Her clubfoot has required six major surgeries, but Chloe’s parents never let her forget that she was made in God’s image. ‘They did an incredible job teaching me that I was not a mistake, I was not an accident,’ she told Vision’s Neil Johnson.
‘God did not mess up when He made my foot. Everyone is made differently, and my difference was just easier to see. I think it’s so important for parents everywhere to teach their children that truth.’
But at 14, Chloe suffered a traumatic assault that left her questioning everything she believed. At her Christian high school, she was targeted and bullied because of her disability.
‘I was told to take off my shoe, and I said no. I was told several more times, and I said no several more times. My arms were held to my side. I was lifted up by someone stronger than me and my sock and shoe were ripped off. My deformed foot was exposed to a large group of my peers.’
‘Some people hear my story and say, “Chloe, it’s a bummer that happened to you. I’m sorry, but I don’t get why it’s such a big deal. It’s just a foot.” But it’s my foot, and my body, and no one has the right to touch anyone without their consent, ever. This foot has a lot of weight to it. This foot and I have been on quite a journey with all the surgeries and the weight of what comes with growing up with a disability.’
‘This moment took the 14 years of self-acceptance and love towards this foot that my parents had instilled in me, and completely ripped it all away within 90 seconds. As my foot was being held out in front of me, naked in front of these angry prying eyes, I remember looking at that foot and seeing everything I had always seen in front of me. The silver scars I have tracing my twisted foot, all the spots on the end of my toes where there should be toenails but there aren’t, all the bruises and permanent discolouration, I saw all of that.’
there is beauty to be found in brokenness
‘And for the first time in my life, I recognised what I was seeing as something ugly, as something worthy of shame. I quickly grew this hatred within me for this left deformed foot. This day sparked within me this period of depression, of suicidal thoughts and of feeling invisible because these perpetrators, these assaulters had not listened to my “no”. I felt that maybe my words did not matter, so I quickly began to isolate myself from everyone. I stopped going out, stopped seeing my friends, my body was heavy and tired—I was becoming scared of my own thoughts. I felt like God had left me truly alone and couldn’t possibly have a plan for my life. I remember saying, “God, if you’re a good God, why do you allow these terrible things to happen?”’

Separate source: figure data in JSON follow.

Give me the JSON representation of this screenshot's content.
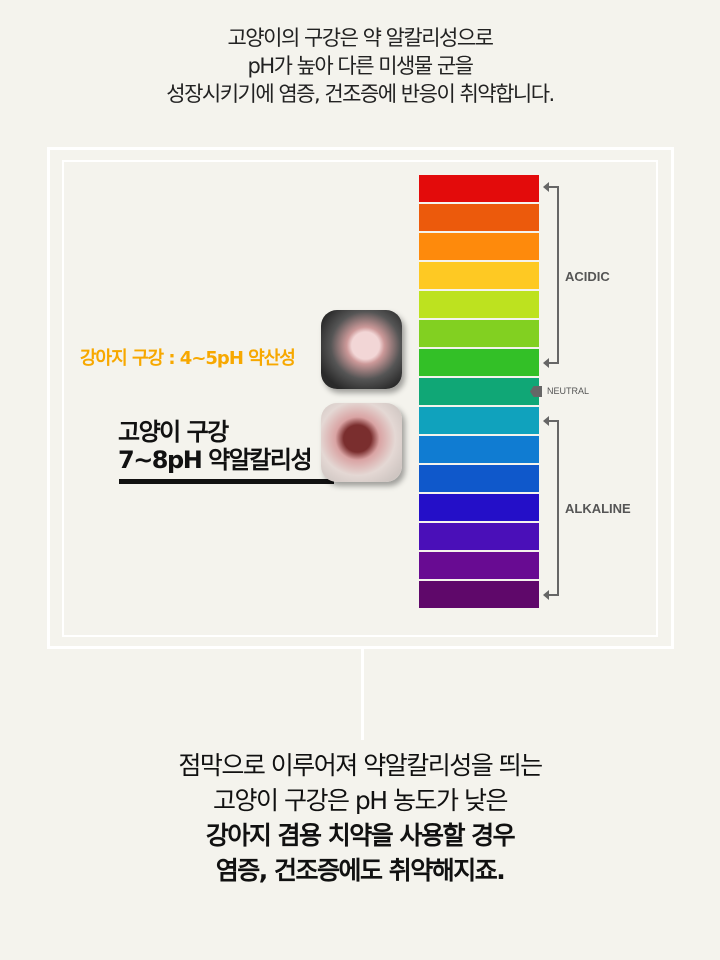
{
  "intro": {
    "lines": [
      "고양이의 구강은 약 알칼리성으로",
      "pH가 높아 다른 미생물 군을",
      "성장시키기에 염증, 건조증에 반응이 취약합니다."
    ]
  },
  "scale": {
    "colors": [
      "#e30b0b",
      "#ec5a0c",
      "#fe8a0c",
      "#fec923",
      "#bde21f",
      "#82d021",
      "#33c027",
      "#10a776",
      "#10a2bd",
      "#107cd2",
      "#0f58cb",
      "#240fc8",
      "#4a0fb8",
      "#680b92",
      "#5f086a"
    ],
    "acidic_label": "ACIDIC",
    "neutral_label": "NEUTRAL",
    "alkaline_label": "ALKALINE",
    "bracket_color": "#666666"
  },
  "dog": {
    "label": "강아지 구강 : 4~5pH 약산성",
    "color": "#f7a800",
    "photo": "dog-teeth-photo"
  },
  "cat": {
    "label_line1": "고양이 구강",
    "label_line2": "7~8pH 약알칼리성",
    "photo": "cat-teeth-photo"
  },
  "conclusion": {
    "lines": [
      "점막으로 이루어져 약알칼리성을 띄는",
      "고양이 구강은 pH 농도가 낮은"
    ],
    "bold_lines": [
      "강아지 겸용 치약을 사용할 경우",
      "염증, 건조증에도 취약해지죠."
    ]
  }
}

‘I spent months in this dark place, and it wasn’t until a pastor at my local Church recommended that I read the book of Jonah that I started to see and realise that maybe God was with me through it all. It was such a hard concept to grasp that bad things happen and that such a good and just God could exist in that moment.’
A verse that really stood out to Chloe and provided her with the strength to carry on was Jonah 2:6 ESV: ‘You brought up my life from the pit, O Lord my God!’
Chloe came out of her trial with a message, and God gave her the platforms she needed to spread it. At just 19, she’s presented a TEDx Talk, written two books, and built an anti-bullying website, ‘standbeautiful.me’.
She admits that trusting Him hasn’t always been easy. ‘This journey has been really hard these past 19 years, and I know my life won’t stop being hard. But I have come to find that there is beauty to be found in brokenness, and hope to be found in the dark and a future to be found in saying yes.’